Members of the Stonehenge Hidden Landscape Project, which included Birmingham professor Vincent Gaffney and colleagues from the Ludwig Boltzmann Institute for Archaeological Prospection and Virtual Archaeology, used ground-penetrating radar and GPS-guided magnetometers to map the area surrounding the standing stones to depths of up to two miles, explained Sarah Zhang of Gizmodo.
By doing so, they were able to map hundreds of features, including 17 newly discovered Neolithic monuments that, like Stonehenge, are believed to be approximately 5,000 years old. Many of them, including a rectangular enclosure known as the Cursus, appear to be “astronomically important,” she added.
The Cursus is less than two miles wide and over 60 miles long, and contains two pits that appear to be aligned with the rising and setting sun on the summer solstice when viewed from Stonehenge’s heel stone. “Taken together, the monuments suggest Stonehenge is the most obvious remainder of a large complex of structures with ritual importance,” Zhang noted.
In addition, BBC News science reporter Maria Dasi Espuig said that the digital mapping project also revealed traces of 60 huge stones or pillars believed to have formed part of the 1.5km-wide so-called super henge previously discovered at Durrington Walls, located a short distance from Stonehenge’s home on Salisbury Plain, Wiltshire.
The survey revealed that this marked an early phase, when a row of massive posts or stones – some up to three meters high – flanked the monument, and the archaeologists believe that some of those stones may still be intact beneath the monument. Their work also provided new information of hundreds of burial mounts and settlements from the Bronze Age, the Iron Age, and the Roman Empire.
“This radically changes our view of Stonehenge. In the past we had this idea that Stonehenge was standing in splendid isolation, but it wasn’t… it’s absolutely huge,” Gaffney told Ian Sample, science editor with The Guardian, on Tuesday. He added that people apparently used the area around Stonehenge to create “their own shrines and temples. We can see the whole landscape is being used in very complex ways.”

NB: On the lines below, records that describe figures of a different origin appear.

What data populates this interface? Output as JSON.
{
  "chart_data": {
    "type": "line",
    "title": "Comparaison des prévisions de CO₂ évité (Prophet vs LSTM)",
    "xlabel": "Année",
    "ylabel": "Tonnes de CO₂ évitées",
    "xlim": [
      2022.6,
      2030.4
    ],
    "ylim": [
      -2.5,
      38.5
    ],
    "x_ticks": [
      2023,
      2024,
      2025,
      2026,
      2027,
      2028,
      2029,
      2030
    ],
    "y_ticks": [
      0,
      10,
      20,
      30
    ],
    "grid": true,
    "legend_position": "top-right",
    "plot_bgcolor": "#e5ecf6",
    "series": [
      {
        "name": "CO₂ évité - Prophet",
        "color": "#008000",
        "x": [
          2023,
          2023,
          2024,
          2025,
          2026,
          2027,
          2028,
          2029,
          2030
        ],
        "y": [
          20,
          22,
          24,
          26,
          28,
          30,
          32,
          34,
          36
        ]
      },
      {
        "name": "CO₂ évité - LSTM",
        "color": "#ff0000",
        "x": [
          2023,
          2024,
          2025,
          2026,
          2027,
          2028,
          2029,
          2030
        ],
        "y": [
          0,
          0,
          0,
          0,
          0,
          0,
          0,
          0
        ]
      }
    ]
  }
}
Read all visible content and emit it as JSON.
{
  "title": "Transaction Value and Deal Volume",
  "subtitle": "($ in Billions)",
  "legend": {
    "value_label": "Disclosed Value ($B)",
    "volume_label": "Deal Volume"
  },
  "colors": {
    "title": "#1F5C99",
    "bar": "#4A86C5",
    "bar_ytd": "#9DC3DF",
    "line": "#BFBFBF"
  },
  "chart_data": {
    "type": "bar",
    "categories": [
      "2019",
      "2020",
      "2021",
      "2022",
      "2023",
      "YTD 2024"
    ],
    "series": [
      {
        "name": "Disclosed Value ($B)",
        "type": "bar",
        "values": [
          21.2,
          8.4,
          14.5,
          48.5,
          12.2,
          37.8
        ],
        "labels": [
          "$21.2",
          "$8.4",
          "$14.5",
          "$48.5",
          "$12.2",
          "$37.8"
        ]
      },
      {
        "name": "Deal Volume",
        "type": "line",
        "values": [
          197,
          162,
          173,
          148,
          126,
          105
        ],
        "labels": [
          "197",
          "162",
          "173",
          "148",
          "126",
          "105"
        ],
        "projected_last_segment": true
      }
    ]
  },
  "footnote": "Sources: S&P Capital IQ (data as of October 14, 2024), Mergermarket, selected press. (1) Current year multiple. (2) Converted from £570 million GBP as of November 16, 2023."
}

The new three-dimensional map covers an area of approximately 12 square kilometers, equal to about 1,250 football fields, according to BBC News. Much of the region had never been surveyed using this technique, and according to the Stonehenge Hidden Landscape Project, it is the most detailed archaeological digital map of the Stonehenge region ever produced.
In a statement, Gaffney said that the Stonehenge Hidden Landscapes Project has “revolutionized how archaeologists use new technologies to interpret the past” and “transformed how we understand Stonehenge and its landscape. Despite Stonehenge being the most iconic of all prehistoric monuments and occupying one of the richest archaeological landscapes in the world, much of this landscape in effect remains terra incognita.”

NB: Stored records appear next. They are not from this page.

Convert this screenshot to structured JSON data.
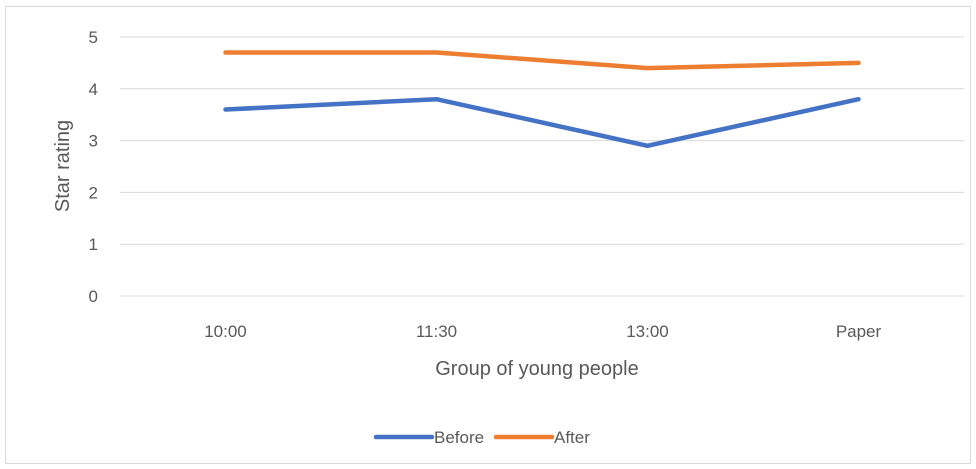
{
  "chart_data": {
    "type": "line",
    "categories": [
      "10:00",
      "11:30",
      "13:00",
      "Paper"
    ],
    "series": [
      {
        "name": "Before",
        "values": [
          3.6,
          3.8,
          2.9,
          3.8
        ],
        "color": "#4472C4"
      },
      {
        "name": "After",
        "values": [
          4.7,
          4.7,
          4.4,
          4.5
        ],
        "color": "#ED7D31"
      }
    ],
    "title": "",
    "xlabel": "Group of young people",
    "ylabel": "Star rating",
    "ylim": [
      0,
      5
    ],
    "yticks": [
      "0",
      "1",
      "2",
      "3",
      "4",
      "5"
    ],
    "grid": "horizontal",
    "legend": "bottom",
    "gridline_color": "#d9d9d9",
    "text_color": "#595959"
  }
}
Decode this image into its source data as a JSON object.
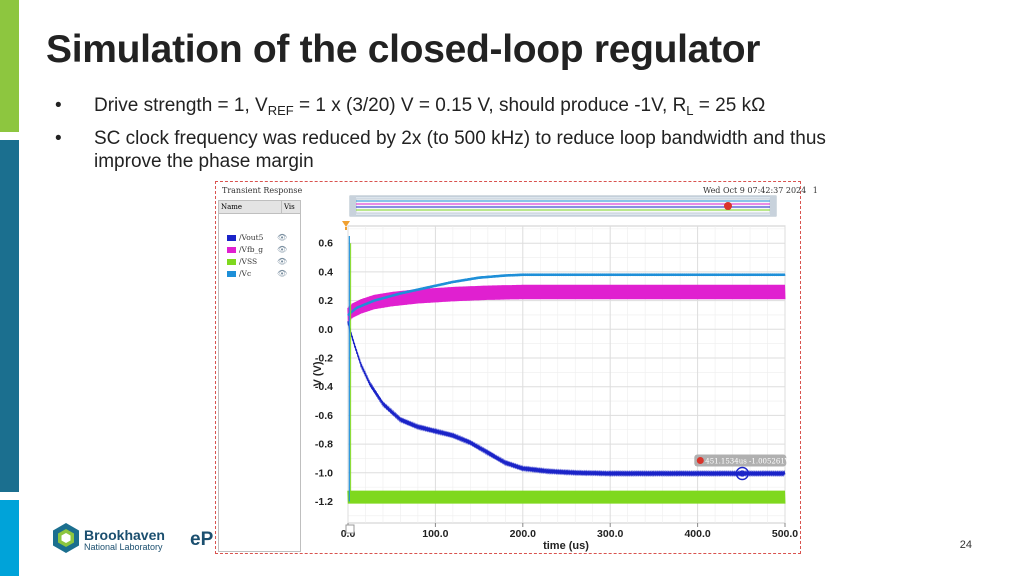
{
  "slide": {
    "title": "Simulation of the closed-loop regulator",
    "bullets": [
      {
        "symbol": "•",
        "parts": [
          "Drive strength = 1, V",
          "REF",
          " = 1 x (3/20) V = 0.15 V, should produce -1V, R",
          "L",
          " = 25 kΩ"
        ]
      },
      {
        "symbol": "•",
        "lines": [
          "SC clock frequency was reduced by 2x (to 500 kHz) to reduce loop bandwidth and thus",
          "improve the phase margin"
        ]
      }
    ],
    "page_number": "24",
    "logo": {
      "name": "Brookhaven",
      "subname": "National Laboratory",
      "extra": "eP"
    },
    "accent_colors": [
      "#8dc63f",
      "#1b6f8f",
      "#00a3d9"
    ]
  },
  "chart_data": {
    "type": "line",
    "window_title": "Transient Response",
    "timestamp": "Wed Oct 9 07:42:37 2024",
    "timestamp_suffix": "1",
    "panel_headers": [
      "Name",
      "Vis"
    ],
    "xlabel": "time (us)",
    "ylabel": "V (V)",
    "xlim": [
      0,
      500
    ],
    "ylim": [
      -1.35,
      0.72
    ],
    "x_ticks": [
      "0.0",
      "100.0",
      "200.0",
      "300.0",
      "400.0",
      "500.0"
    ],
    "y_ticks": [
      "0.6",
      "0.4",
      "0.2",
      "0.0",
      "-0.2",
      "-0.4",
      "-0.6",
      "-0.8",
      "-1.0",
      "-1.2"
    ],
    "grid": true,
    "legend": "left-panel",
    "marker_label": "451.1534us -1.005261V",
    "marker": {
      "x": 451.15,
      "y": -1.005
    },
    "series": [
      {
        "name": "/Vout5",
        "color": "#1a23c8",
        "ripple": 0.006,
        "x": [
          0,
          3,
          8,
          15,
          25,
          40,
          60,
          80,
          100,
          120,
          140,
          160,
          180,
          200,
          230,
          260,
          300,
          350,
          400,
          450,
          500
        ],
        "y": [
          0.05,
          -0.02,
          -0.12,
          -0.25,
          -0.38,
          -0.52,
          -0.63,
          -0.68,
          -0.71,
          -0.74,
          -0.79,
          -0.86,
          -0.93,
          -0.97,
          -0.99,
          -1.0,
          -1.005,
          -1.005,
          -1.005,
          -1.005,
          -1.005
        ]
      },
      {
        "name": "/Vfb_g",
        "color": "#e020d0",
        "ripple": 0.05,
        "x": [
          0,
          5,
          15,
          30,
          50,
          80,
          120,
          160,
          200,
          300,
          400,
          500
        ],
        "y": [
          0.1,
          0.13,
          0.16,
          0.19,
          0.21,
          0.23,
          0.245,
          0.255,
          0.26,
          0.26,
          0.26,
          0.26
        ]
      },
      {
        "name": "/VSS",
        "color": "#7fd81e",
        "ripple": 0.045,
        "x": [
          0,
          500
        ],
        "y": [
          -1.17,
          -1.17
        ]
      },
      {
        "name": "/Vc",
        "color": "#1e8fd8",
        "ripple": 0.008,
        "x": [
          0,
          10,
          30,
          60,
          90,
          120,
          150,
          180,
          200,
          230,
          300,
          400,
          500
        ],
        "y": [
          0.1,
          0.15,
          0.2,
          0.25,
          0.29,
          0.33,
          0.36,
          0.375,
          0.38,
          0.38,
          0.38,
          0.38,
          0.38
        ]
      }
    ]
  }
}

“This project has revealed that the area around Stonehenge is teeming with previously unseen archaeology and that the application of new technology can transform how archaeologists and the wider public understand one of the best-studied landscapes on Earth,” he added. “New monuments have been revealed, as well as new types of monument that have previously never been seen by archaeologists. All of this information has been placed within a single digital map, which will guide how Stonehenge and its landscape are studied in the future.”
Gaffney and his Stonehenge Hidden Landscapes Project colleagues include experts from the University of Birmingham; Ludwig Boltzmann Institute for Archaeological Prospection and Virtual Archaeology, Vienna and international partners; University of Bradford; University of St Andrews; University of Nottingham; and the ‘ORBit’ Research Group of the Department of Soil Management at the University of Ghent, Belgium.

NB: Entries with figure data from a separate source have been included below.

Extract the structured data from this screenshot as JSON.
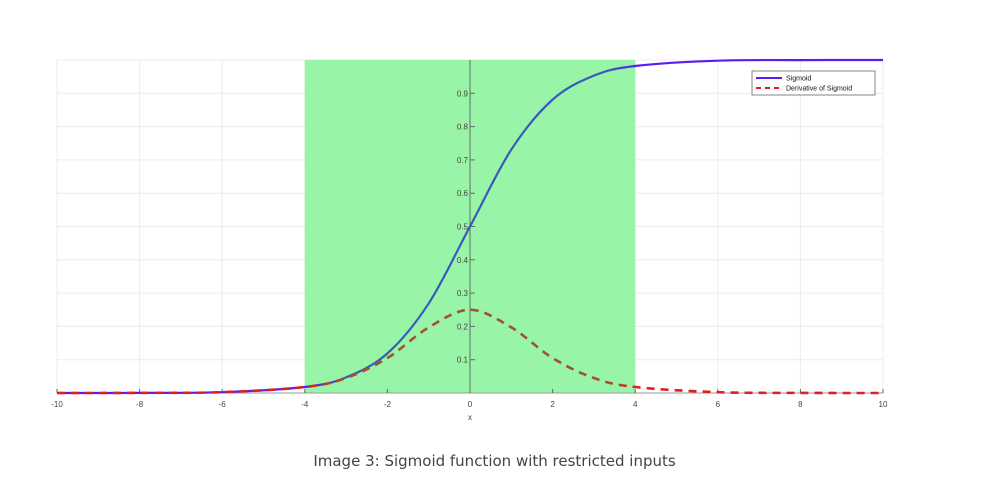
{
  "chart_data": {
    "type": "line",
    "xlabel": "x",
    "ylabel": "",
    "xlim": [
      -10,
      10
    ],
    "ylim": [
      0,
      1
    ],
    "grid": true,
    "x_ticks": [
      "-10",
      "-8",
      "-6",
      "-4",
      "-2",
      "0",
      "2",
      "4",
      "6",
      "8",
      "10"
    ],
    "y_ticks": [
      "0.1",
      "0.2",
      "0.3",
      "0.4",
      "0.5",
      "0.6",
      "0.7",
      "0.8",
      "0.9"
    ],
    "highlight_region": {
      "x_from": -4,
      "x_to": 4,
      "color": "#98f5a8"
    },
    "legend_position": "top-right",
    "series": [
      {
        "name": "Sigmoid",
        "function": "1/(1+exp(-x))",
        "style": "solid",
        "colors": [
          "#5a1cf0",
          "#3a5ab8"
        ],
        "x": [
          -10,
          -8,
          -6,
          -4,
          -3,
          -2,
          -1,
          0,
          1,
          2,
          3,
          4,
          6,
          8,
          10
        ],
        "values": [
          0.0,
          0.0003,
          0.0025,
          0.018,
          0.047,
          0.119,
          0.269,
          0.5,
          0.731,
          0.881,
          0.953,
          0.982,
          0.998,
          0.9997,
          1.0
        ]
      },
      {
        "name": "Derivative of Sigmoid",
        "function": "s(x)*(1-s(x))",
        "style": "dashed",
        "colors": [
          "#e02020",
          "#a0522d"
        ],
        "x": [
          -10,
          -8,
          -6,
          -4,
          -3,
          -2,
          -1,
          0,
          1,
          2,
          3,
          4,
          6,
          8,
          10
        ],
        "values": [
          0.0,
          0.0003,
          0.0025,
          0.018,
          0.045,
          0.105,
          0.197,
          0.25,
          0.197,
          0.105,
          0.045,
          0.018,
          0.0025,
          0.0003,
          0.0
        ]
      }
    ]
  },
  "caption": "Image 3: Sigmoid function with restricted inputs"
}
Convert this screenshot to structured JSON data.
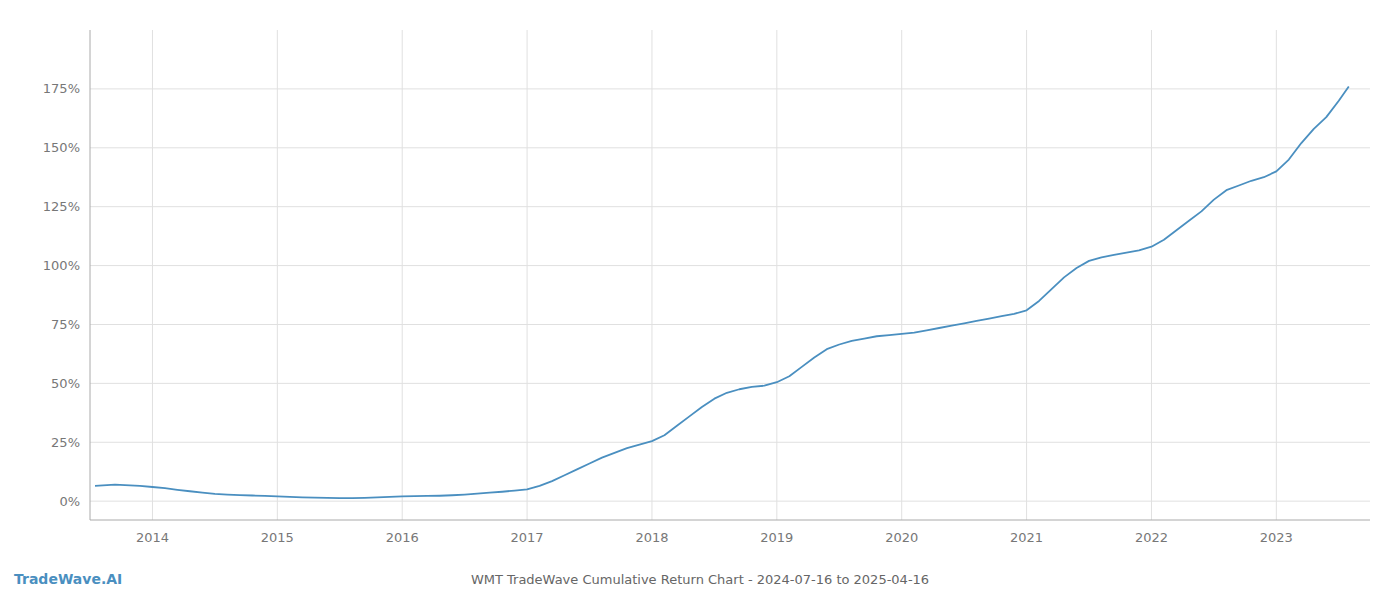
{
  "chart_data": {
    "type": "line",
    "title": "WMT TradeWave Cumulative Return Chart - 2024-07-16 to 2025-04-16",
    "annotations": [
      "TradeWave.AI"
    ],
    "color": "#4a8fc0",
    "grid": true,
    "x": [
      2013.54,
      2013.7,
      2013.9,
      2014.0,
      2014.1,
      2014.2,
      2014.3,
      2014.4,
      2014.5,
      2014.6,
      2014.7,
      2014.8,
      2014.9,
      2015.0,
      2015.1,
      2015.2,
      2015.3,
      2015.4,
      2015.5,
      2015.6,
      2015.7,
      2015.8,
      2015.9,
      2016.0,
      2016.1,
      2016.2,
      2016.3,
      2016.4,
      2016.5,
      2016.6,
      2016.7,
      2016.8,
      2016.9,
      2017.0,
      2017.1,
      2017.2,
      2017.3,
      2017.4,
      2017.5,
      2017.6,
      2017.7,
      2017.8,
      2017.9,
      2018.0,
      2018.1,
      2018.2,
      2018.3,
      2018.4,
      2018.5,
      2018.6,
      2018.7,
      2018.8,
      2018.9,
      2019.0,
      2019.1,
      2019.2,
      2019.3,
      2019.4,
      2019.5,
      2019.6,
      2019.7,
      2019.8,
      2019.9,
      2020.0,
      2020.1,
      2020.2,
      2020.3,
      2020.4,
      2020.5,
      2020.6,
      2020.7,
      2020.8,
      2020.9,
      2021.0,
      2021.1,
      2021.2,
      2021.3,
      2021.4,
      2021.5,
      2021.6,
      2021.7,
      2021.8,
      2021.9,
      2022.0,
      2022.1,
      2022.2,
      2022.3,
      2022.4,
      2022.5,
      2022.6,
      2022.7,
      2022.8,
      2022.9,
      2023.0,
      2023.1,
      2023.2,
      2023.3,
      2023.4,
      2023.5,
      2023.58
    ],
    "values": [
      6.5,
      7.0,
      6.5,
      6.0,
      5.5,
      4.8,
      4.2,
      3.6,
      3.1,
      2.8,
      2.6,
      2.4,
      2.2,
      2.0,
      1.8,
      1.6,
      1.5,
      1.4,
      1.3,
      1.3,
      1.4,
      1.6,
      1.8,
      2.0,
      2.1,
      2.2,
      2.3,
      2.5,
      2.8,
      3.2,
      3.6,
      4.0,
      4.5,
      5.0,
      6.5,
      8.5,
      11.0,
      13.5,
      16.0,
      18.5,
      20.5,
      22.5,
      24.0,
      25.5,
      28.0,
      32.0,
      36.0,
      40.0,
      43.5,
      46.0,
      47.5,
      48.5,
      49.0,
      50.5,
      53.0,
      57.0,
      61.0,
      64.5,
      66.5,
      68.0,
      69.0,
      70.0,
      70.5,
      71.0,
      71.5,
      72.5,
      73.5,
      74.5,
      75.5,
      76.5,
      77.5,
      78.5,
      79.5,
      81.0,
      85.0,
      90.0,
      95.0,
      99.0,
      102.0,
      103.5,
      104.5,
      105.5,
      106.5,
      108.0,
      111.0,
      115.0,
      119.0,
      123.0,
      128.0,
      132.0,
      134.0,
      136.0,
      137.5,
      140.0,
      145.0,
      152.0,
      158.0,
      163.0,
      170.0,
      176.0
    ],
    "xlim": [
      2013.5,
      2023.75
    ],
    "ylim": [
      -8,
      200
    ],
    "xticks": [
      2014,
      2015,
      2016,
      2017,
      2018,
      2019,
      2020,
      2021,
      2022,
      2023
    ],
    "yticks": [
      {
        "value": 0,
        "label": "0%"
      },
      {
        "value": 25,
        "label": "25%"
      },
      {
        "value": 50,
        "label": "50%"
      },
      {
        "value": 75,
        "label": "75%"
      },
      {
        "value": 100,
        "label": "100%"
      },
      {
        "value": 125,
        "label": "125%"
      },
      {
        "value": 150,
        "label": "150%"
      },
      {
        "value": 175,
        "label": "175%"
      }
    ]
  }
}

The organization operates under the auspices of the National Trust and English Heritage. Their findings will be presented as a part of an upcoming television program entitled ‘Operation Stonehenge: What Lies Beneath,’ which is scheduled to premiere in the UK at 8pm BST on Thursday on BBC Two. It will also be broadcast on the Smithsonian Channel in the US, CBC in Canada, ZDF in Germany, ORF in Austria and France 5 in France.